LOCAL residents in Cardenden have repeated their calls to Fife Council to build social housing on an "eyesore" site in the village.

The old Auchterderran Junior High School, latterly an education resource centre, has been derelict for years and attempts to sell to a private developer have gone nowhere.

Cardenden Community Council want action and said the longer the buildings on site remain empty and disused, the greater the risk of them being targeted by vandals or set on fire.

Secretary David Taylor said: "As far as the council are concerned it's not feasible to do anything with the site and they're trying to sell it for private housing but I don't think there's been much interest.

"We don't want it sitting there forever as a derelict site, it's an eyesore and we just want them to do something with it."

Back in 2019 the community council tabled a proposal calling for social housing to be built on the 3.5 acres site and, after their meeting last month, they've raised the issue again with Fife Council.

Mr Taylor added: "The biggest problem is there are two listed buildings on the site and I doubt if a private developer would want to take that on as it makes it more complicated.

"We don't what happened at Viewforth in Kirkcaldy or the Lundin Links Hotel, when an empty building was destroyed by fire, to happen here.

"There's been one or two attempts to damage the Auchterderran Centre with fire and that's the last thing we want."

Before the new Lochgelly High School opened in 1987, secondary education for children from Ballingry, Lochgelly and Cardenden was provided at Auchterderran Junior High School.

The buildings on Woodend Road then became a staff development and resource centre, for the council's education service, but it closed years ago.

Most of the buildings have been demolished with only the two category C listed school buildings and a huge pile of rubble remaining.

The community council suggested they could be converted into bedsits, to accommodate single adults, with one-bed bungalows built in the front section to accommodate couples, while two bedroom flats at the side of the site would suit single parent families.

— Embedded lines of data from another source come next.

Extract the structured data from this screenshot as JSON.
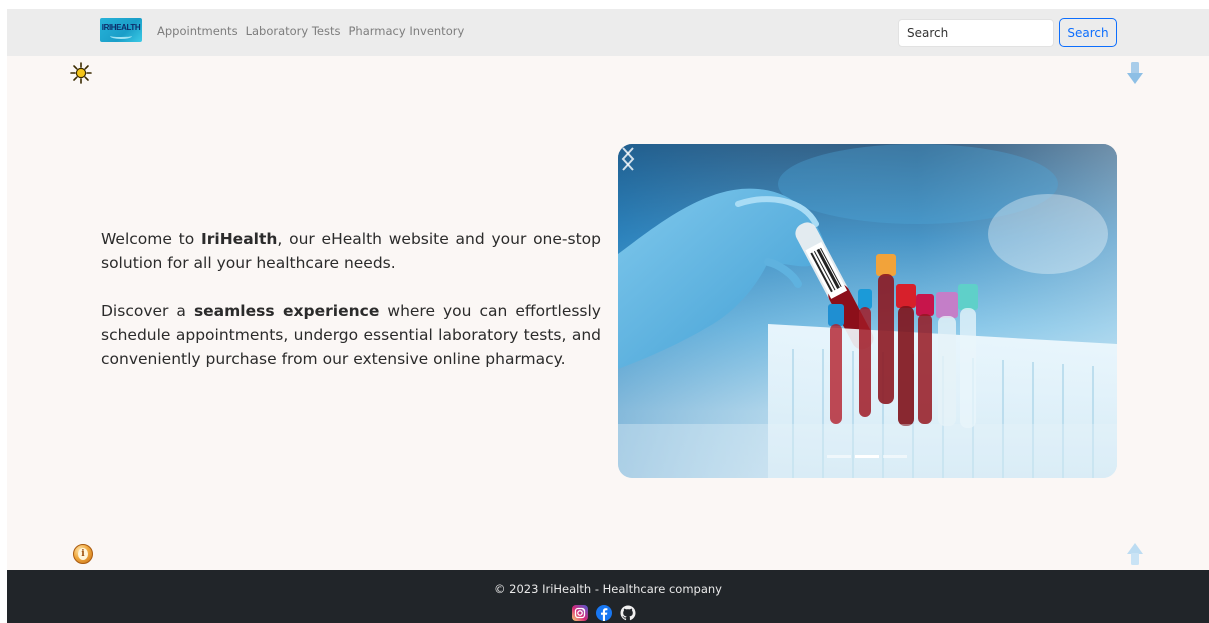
{
  "navbar": {
    "logo_text": "IRIHEALTH",
    "links": [
      {
        "label": "Appointments"
      },
      {
        "label": "Laboratory Tests"
      },
      {
        "label": "Pharmacy Inventory"
      }
    ],
    "search_placeholder": "Search",
    "search_button": "Search"
  },
  "intro": {
    "p1_before": "Welcome to ",
    "p1_brand": "IriHealth",
    "p1_after": ", our eHealth website and your one-stop solution for all your healthcare needs.",
    "p2_before": "Discover a ",
    "p2_bold": "seamless experience",
    "p2_after": " where you can effortlessly schedule appointments, undergo essential laboratory tests, and conveniently purchase from our extensive online pharmacy."
  },
  "carousel": {
    "slide_count": 3,
    "active_slide": 2,
    "image": "laboratory-blood-test-tubes"
  },
  "icons": {
    "theme": "sun-icon",
    "scroll_down": "arrow-down-icon",
    "scroll_up": "arrow-up-icon",
    "info": "info-icon",
    "social": [
      "instagram-icon",
      "facebook-icon",
      "github-icon"
    ]
  },
  "footer": {
    "copyright": "© 2023 IriHealth - Healthcare company"
  },
  "colors": {
    "accent": "#0d6efd",
    "navbar_bg": "#ececec",
    "page_bg": "#fbf7f5",
    "footer_bg": "#212529"
  }
}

Mr Taylor explained: "We've got the four affordable housing developments in the village that are almost complete and will make a great difference but what about the Auchterderran Centre?

"It's been empty and derelict for years.

"I'm sure if Fife Council went into partnership with a housing association – and they'd get money from the government – they could do something with it and create a social housing complex.

"We don't want this to drag on forever."

Michael O'Gorman, Fife Council's estates service manager said: "The Fife Housing Partnership has completed a number of developments in the area recently which offer a variety of affordable housing options and tenures.

"These have provided opportunities for existing residents and those who would like to move to the area.

"The Affordable Housing Programme is under regular review and is adjusted to meet demand and availability of sites.

"At this time the site is being offered for sale rather than being immediately allocated to support the programme.

"The council’s selling agents advise that currently there's interest in the site which is being pursued.

"Should that not result in a sale it will remain available for development by the partnership should they re-evaluate demand in the future."